The Windows 8 Problem

Microsoft is in the news again this week for finally admitting that Windows 8 has not been a runaway success with users; sales have been poor and complaints about the new interface are plentiful. The blame seems to lie clearly with not-Metro, the new tile based, tablet-friendly interface that was the flagship feature of the new OS - crafted to closely identify with the Xbox and Windows Phone interfaces.

Are there things that we can do to improve the experience?
— Tami Reller

Asside from some reasonable questions about the suitability for a touch-centric interface on a desktop or laptop machine, and ignoring potential compromises made in the attempt to provide a single unified OS for all devices I believe the real clichéd devil in Windows 8 is indeed in the details.

Identified as a primary concern is the Windows 8 learning curve:

There is a learning curve and we can work to address that.

This is a direct result of poor attention to detail and bad interface design. The big, colourful square tiles are not to blame at all here. The culprits are details like undiscoverable, obtuse gestures that are sometimes awkward to execute and incomplete settings and options in the tile interface requiring unnecessary interaction with the classic desktop. Windows 8 is failing because it simply is not easy enough to use. That's not so suggest that Windows 7, Linux or OS X are free of these kinds of problems. They do however have the benefit of a couple of decades where they exemplified the consumer computer interface paradigm and were sufficiently simple, once you grasped the fundamentals, that you could generally figure out how to access almost any function.
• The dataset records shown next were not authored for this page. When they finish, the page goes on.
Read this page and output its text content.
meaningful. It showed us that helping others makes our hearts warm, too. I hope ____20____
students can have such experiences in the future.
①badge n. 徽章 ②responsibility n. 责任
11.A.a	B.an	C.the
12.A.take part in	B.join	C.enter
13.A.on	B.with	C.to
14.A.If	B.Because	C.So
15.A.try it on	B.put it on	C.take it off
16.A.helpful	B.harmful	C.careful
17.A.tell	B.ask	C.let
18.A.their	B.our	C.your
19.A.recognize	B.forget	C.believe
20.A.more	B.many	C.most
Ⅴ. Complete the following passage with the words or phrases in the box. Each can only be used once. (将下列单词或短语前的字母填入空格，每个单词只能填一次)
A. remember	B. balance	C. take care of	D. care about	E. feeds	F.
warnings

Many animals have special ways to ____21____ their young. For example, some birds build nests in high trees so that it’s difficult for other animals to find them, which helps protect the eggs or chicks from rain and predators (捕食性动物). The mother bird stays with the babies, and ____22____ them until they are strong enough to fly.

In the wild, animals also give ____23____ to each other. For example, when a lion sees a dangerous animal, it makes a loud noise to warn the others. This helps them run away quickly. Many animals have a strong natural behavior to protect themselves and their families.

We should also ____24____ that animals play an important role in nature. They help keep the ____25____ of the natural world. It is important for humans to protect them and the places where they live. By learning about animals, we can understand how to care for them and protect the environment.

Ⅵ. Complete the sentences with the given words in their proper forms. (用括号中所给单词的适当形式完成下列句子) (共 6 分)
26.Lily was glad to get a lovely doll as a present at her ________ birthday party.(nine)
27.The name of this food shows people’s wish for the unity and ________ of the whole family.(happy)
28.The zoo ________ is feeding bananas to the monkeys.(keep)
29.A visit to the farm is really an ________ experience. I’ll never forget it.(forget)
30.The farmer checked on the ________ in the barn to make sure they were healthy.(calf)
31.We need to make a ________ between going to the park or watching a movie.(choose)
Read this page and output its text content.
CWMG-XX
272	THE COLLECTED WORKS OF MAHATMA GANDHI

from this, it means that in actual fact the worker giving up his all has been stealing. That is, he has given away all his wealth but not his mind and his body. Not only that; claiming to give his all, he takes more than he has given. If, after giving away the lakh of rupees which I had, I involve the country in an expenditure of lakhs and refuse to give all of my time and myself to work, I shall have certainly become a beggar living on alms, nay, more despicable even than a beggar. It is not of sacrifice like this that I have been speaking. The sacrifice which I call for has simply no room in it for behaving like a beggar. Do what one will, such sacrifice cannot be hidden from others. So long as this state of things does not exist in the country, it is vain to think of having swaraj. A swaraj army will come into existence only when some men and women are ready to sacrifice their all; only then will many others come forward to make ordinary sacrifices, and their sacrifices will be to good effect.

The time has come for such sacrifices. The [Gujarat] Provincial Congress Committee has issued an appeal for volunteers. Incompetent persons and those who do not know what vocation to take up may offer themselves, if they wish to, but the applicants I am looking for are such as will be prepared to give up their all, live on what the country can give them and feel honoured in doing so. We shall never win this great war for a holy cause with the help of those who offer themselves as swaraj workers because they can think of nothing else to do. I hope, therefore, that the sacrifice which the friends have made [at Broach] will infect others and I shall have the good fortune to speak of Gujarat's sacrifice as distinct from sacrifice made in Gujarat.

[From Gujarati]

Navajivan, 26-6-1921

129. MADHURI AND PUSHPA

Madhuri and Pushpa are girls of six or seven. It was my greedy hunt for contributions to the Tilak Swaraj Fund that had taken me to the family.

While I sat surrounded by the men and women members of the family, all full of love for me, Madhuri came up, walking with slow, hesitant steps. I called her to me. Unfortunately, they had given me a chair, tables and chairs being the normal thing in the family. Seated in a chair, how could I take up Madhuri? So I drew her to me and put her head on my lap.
The introduction of touch interfaces was a pretty big deal. There were touch sensitive Windows machines available before the iPhone and the iPad but the gesture based interface was really something that Apple championed, and did so with widespread adverts and demonstrations showing the operation of the interface and paid a lot of attention to making the gestures predictable. On the other hand, the very moment a user is about to interact with the Surface in Microsoft's original promotional video the ad abruptly ends. You never even see any meaningful interaction beyond swiping through the tiles on the Start Screen.

I think Microsoft got so wrapped up in their fervent hype that the hype became more important than the real goal: a high quality user experience.